The time between being referred for and receiving surgery is, thankfully, quite blurry to me now. During that time, I was receiving GnRH injections, the effects of which were catastrophic, and the damage to my mind, body, and relationships will never be undone. I find myself disproportionately reacting to seemingly meaningless things in ways that even I don’t understand, to later realise some buried memory has quietly pulled itself from the past to the present out of nowhere. 

 

I am glad I had the surgery, and it has brought me a lot of relief, but it is not a cure by any means.
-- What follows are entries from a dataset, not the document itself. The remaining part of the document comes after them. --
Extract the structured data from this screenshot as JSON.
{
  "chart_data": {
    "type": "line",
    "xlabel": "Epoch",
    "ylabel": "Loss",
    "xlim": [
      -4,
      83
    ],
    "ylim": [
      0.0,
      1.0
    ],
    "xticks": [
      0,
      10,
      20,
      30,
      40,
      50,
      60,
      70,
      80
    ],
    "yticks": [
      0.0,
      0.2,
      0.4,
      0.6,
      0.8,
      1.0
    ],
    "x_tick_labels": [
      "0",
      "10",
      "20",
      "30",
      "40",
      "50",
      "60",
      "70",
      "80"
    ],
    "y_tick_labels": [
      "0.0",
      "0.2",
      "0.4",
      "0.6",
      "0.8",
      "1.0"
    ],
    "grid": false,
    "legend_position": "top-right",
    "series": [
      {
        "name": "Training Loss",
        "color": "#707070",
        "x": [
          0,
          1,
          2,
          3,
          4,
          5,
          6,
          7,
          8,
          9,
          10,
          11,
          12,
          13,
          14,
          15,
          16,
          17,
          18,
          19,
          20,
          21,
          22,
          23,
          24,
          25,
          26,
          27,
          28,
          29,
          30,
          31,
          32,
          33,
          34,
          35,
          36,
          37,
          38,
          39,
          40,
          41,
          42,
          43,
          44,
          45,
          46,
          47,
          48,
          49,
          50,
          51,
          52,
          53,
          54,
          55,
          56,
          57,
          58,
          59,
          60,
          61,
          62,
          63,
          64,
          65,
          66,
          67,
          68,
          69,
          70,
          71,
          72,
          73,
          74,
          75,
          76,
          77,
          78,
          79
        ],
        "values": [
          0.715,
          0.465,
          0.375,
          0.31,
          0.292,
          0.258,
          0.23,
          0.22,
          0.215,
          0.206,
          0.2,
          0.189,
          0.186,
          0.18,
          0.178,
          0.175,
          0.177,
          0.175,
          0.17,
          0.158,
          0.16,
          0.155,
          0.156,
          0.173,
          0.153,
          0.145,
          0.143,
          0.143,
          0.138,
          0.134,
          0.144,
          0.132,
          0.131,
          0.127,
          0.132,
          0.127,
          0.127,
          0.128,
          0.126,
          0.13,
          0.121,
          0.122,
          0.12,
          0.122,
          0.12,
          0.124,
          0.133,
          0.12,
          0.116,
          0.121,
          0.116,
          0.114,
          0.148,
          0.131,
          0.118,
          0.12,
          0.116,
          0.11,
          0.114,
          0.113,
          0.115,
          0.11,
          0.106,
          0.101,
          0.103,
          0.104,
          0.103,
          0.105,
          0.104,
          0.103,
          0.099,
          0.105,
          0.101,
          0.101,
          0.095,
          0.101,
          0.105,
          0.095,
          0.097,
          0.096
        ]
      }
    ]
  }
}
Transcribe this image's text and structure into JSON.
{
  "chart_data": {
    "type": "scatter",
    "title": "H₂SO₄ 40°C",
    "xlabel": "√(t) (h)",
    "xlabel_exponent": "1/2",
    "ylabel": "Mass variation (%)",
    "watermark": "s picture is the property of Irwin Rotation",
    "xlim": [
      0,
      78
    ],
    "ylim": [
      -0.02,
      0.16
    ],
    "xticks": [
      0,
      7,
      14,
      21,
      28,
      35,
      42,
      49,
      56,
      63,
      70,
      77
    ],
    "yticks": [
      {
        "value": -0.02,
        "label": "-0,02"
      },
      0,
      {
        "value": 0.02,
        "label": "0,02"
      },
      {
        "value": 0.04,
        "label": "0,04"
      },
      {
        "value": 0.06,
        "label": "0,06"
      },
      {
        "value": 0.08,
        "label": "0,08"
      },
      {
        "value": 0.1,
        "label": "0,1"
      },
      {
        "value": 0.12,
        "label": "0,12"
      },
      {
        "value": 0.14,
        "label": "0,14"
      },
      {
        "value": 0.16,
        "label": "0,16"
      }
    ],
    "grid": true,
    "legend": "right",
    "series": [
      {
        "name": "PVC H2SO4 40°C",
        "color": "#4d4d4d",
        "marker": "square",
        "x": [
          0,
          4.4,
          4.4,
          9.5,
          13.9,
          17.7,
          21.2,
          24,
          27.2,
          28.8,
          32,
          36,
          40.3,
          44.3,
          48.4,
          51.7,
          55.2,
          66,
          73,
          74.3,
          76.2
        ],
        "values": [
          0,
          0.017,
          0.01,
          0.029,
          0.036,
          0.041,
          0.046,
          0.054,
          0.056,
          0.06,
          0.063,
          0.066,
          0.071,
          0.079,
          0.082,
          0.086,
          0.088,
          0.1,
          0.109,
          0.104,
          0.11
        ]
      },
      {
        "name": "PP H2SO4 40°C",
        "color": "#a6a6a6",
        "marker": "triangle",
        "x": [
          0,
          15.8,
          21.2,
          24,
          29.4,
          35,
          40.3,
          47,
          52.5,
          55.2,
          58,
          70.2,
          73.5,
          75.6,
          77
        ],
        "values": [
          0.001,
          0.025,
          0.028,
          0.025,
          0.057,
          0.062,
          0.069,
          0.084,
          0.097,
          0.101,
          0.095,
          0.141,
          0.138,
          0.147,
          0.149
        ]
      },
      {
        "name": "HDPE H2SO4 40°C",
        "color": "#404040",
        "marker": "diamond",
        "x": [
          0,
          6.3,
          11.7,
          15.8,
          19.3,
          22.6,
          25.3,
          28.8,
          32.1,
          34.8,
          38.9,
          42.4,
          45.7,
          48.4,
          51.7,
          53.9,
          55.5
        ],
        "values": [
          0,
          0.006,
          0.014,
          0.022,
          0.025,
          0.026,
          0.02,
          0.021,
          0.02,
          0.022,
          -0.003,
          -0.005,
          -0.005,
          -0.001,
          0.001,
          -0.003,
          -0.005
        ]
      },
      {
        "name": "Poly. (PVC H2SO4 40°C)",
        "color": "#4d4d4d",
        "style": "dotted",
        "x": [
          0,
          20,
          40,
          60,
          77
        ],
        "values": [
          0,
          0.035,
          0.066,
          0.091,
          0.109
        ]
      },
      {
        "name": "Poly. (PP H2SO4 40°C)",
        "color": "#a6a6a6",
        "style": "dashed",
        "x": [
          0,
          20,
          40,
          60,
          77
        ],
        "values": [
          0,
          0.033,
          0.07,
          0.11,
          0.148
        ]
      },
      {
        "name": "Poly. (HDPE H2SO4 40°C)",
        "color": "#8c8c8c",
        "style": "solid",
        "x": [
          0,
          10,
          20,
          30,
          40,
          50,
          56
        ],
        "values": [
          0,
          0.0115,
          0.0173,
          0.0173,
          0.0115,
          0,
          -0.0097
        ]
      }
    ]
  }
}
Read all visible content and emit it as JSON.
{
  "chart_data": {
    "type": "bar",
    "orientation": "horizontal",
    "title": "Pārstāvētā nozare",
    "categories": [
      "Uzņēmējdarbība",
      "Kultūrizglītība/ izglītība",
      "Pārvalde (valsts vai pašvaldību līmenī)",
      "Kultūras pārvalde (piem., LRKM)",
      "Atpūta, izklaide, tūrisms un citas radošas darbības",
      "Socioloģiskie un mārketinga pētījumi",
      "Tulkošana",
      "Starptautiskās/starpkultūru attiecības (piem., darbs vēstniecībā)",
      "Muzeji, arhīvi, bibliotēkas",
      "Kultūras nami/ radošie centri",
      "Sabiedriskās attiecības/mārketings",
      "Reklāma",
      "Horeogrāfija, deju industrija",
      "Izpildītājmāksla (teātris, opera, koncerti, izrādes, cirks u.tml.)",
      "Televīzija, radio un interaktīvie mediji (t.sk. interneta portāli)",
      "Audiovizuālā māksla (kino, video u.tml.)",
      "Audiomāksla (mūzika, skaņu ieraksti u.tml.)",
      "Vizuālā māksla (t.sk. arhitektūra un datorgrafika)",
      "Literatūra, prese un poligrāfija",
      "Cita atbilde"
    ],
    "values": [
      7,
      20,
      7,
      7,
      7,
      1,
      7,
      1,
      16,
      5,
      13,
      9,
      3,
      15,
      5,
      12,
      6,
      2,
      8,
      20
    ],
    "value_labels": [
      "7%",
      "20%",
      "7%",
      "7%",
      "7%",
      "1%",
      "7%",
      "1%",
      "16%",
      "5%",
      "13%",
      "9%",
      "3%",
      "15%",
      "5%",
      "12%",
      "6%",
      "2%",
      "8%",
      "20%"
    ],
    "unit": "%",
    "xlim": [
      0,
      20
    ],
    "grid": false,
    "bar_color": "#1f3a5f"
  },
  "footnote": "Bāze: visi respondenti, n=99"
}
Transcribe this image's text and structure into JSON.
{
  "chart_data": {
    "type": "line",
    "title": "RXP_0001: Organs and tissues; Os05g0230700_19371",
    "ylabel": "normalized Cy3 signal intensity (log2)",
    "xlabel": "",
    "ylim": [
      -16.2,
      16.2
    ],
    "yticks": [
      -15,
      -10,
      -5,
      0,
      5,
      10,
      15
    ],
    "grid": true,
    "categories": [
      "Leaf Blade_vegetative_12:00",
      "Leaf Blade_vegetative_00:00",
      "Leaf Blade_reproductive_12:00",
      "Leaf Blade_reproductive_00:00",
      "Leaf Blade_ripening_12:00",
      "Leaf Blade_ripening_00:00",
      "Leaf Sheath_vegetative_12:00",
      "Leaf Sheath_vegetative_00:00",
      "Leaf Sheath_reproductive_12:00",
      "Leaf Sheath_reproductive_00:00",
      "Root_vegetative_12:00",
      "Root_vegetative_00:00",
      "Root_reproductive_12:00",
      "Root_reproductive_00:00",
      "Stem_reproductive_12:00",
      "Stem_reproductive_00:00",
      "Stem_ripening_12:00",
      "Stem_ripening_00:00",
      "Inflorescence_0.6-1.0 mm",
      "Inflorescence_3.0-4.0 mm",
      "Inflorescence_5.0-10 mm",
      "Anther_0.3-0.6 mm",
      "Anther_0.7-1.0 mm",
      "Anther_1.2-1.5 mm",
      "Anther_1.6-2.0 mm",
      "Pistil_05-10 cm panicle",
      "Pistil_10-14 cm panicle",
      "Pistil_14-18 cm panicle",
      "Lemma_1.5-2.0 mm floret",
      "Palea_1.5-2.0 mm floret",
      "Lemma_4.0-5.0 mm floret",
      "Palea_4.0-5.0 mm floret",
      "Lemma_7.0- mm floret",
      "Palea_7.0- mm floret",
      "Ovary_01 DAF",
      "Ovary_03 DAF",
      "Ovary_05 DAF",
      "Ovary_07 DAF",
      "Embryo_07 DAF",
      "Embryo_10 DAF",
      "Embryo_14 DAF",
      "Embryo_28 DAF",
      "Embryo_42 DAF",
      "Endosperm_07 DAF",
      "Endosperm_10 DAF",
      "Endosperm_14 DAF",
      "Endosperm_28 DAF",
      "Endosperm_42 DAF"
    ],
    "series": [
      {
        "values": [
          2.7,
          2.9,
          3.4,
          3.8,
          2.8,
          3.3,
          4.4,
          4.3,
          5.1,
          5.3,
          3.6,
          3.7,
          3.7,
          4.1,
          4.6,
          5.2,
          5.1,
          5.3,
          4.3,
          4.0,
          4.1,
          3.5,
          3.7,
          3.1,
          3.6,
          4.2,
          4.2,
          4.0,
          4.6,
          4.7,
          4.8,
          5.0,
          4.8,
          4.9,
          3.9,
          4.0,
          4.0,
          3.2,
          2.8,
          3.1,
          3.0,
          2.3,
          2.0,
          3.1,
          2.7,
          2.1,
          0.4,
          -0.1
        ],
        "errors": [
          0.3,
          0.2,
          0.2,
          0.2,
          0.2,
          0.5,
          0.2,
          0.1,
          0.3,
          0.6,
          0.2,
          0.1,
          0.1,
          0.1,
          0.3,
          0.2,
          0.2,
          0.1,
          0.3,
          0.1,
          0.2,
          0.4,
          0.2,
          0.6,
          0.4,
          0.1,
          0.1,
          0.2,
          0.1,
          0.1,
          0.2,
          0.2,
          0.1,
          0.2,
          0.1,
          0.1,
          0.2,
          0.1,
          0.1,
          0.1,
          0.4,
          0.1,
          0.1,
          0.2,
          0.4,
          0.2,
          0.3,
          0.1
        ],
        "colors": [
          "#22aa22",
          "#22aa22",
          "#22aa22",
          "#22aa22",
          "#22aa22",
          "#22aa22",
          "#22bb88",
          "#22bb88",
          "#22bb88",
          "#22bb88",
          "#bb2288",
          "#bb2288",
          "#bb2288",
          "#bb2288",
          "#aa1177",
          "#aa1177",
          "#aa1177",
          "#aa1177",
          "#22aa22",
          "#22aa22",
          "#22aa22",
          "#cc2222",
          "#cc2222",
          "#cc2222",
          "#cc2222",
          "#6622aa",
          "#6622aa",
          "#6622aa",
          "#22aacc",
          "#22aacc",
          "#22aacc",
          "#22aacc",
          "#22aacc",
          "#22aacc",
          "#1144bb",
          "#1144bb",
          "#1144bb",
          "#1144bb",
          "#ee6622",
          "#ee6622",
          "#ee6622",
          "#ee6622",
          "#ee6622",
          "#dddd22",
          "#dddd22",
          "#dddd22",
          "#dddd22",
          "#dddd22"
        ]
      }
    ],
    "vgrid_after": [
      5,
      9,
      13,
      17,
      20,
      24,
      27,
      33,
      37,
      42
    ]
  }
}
The road to get there was traumatic in its own way, and I have new challenges to navigate now.

I drive myself mad thinking about how different life could have been if I didn't have this condition; if the sliding doors moments had happened just one week later - the breakups I didn't really want, the parties I didn't attend or the friends I cancelled plans on one too many times. I think about all the travelling I haven't done, all the people I haven't met and all the risks I haven't taken.

 

Everyone tells me there's still time, but time is not the issue. I have performed my learned personality for so long, I don't know how to stop. I laugh at things I don't find funny. I do hobbies I don't enjoy. I don't know who I like or what I like or why I like it. I have a lot to unlearn before I can start again. I'm quiet and shy, observant and thoughtful. I like being still. I like the peacefulness of being alone. I like to go unnoticed by anyone I don't choose to be noticed by. I only hope to be content. I prefer the ordinary moments to the ones people tell their grandchildren about. I don't think there's a person in the world who would describe me like that. 

I hope Hollow will create some good out of it all.

 

Hollow is for the people irrationally crying because they have no mayonnaise for their tuna and the people who can never be too far away from home in case they panic and shut down. It's for anyone who always cancels the plans they want to keep, who isolate themselves because it doesn't feel fair to ask people to stick around.

 

Someone else out there needs to know they’re not crazy. Someone else is dragging themselves through this, thinking no one else has ever felt this way.

 

To anyone I have hurt, I will be sorry forever. The damage counts, no matter why I caused it.

This is something you endure, not something you are.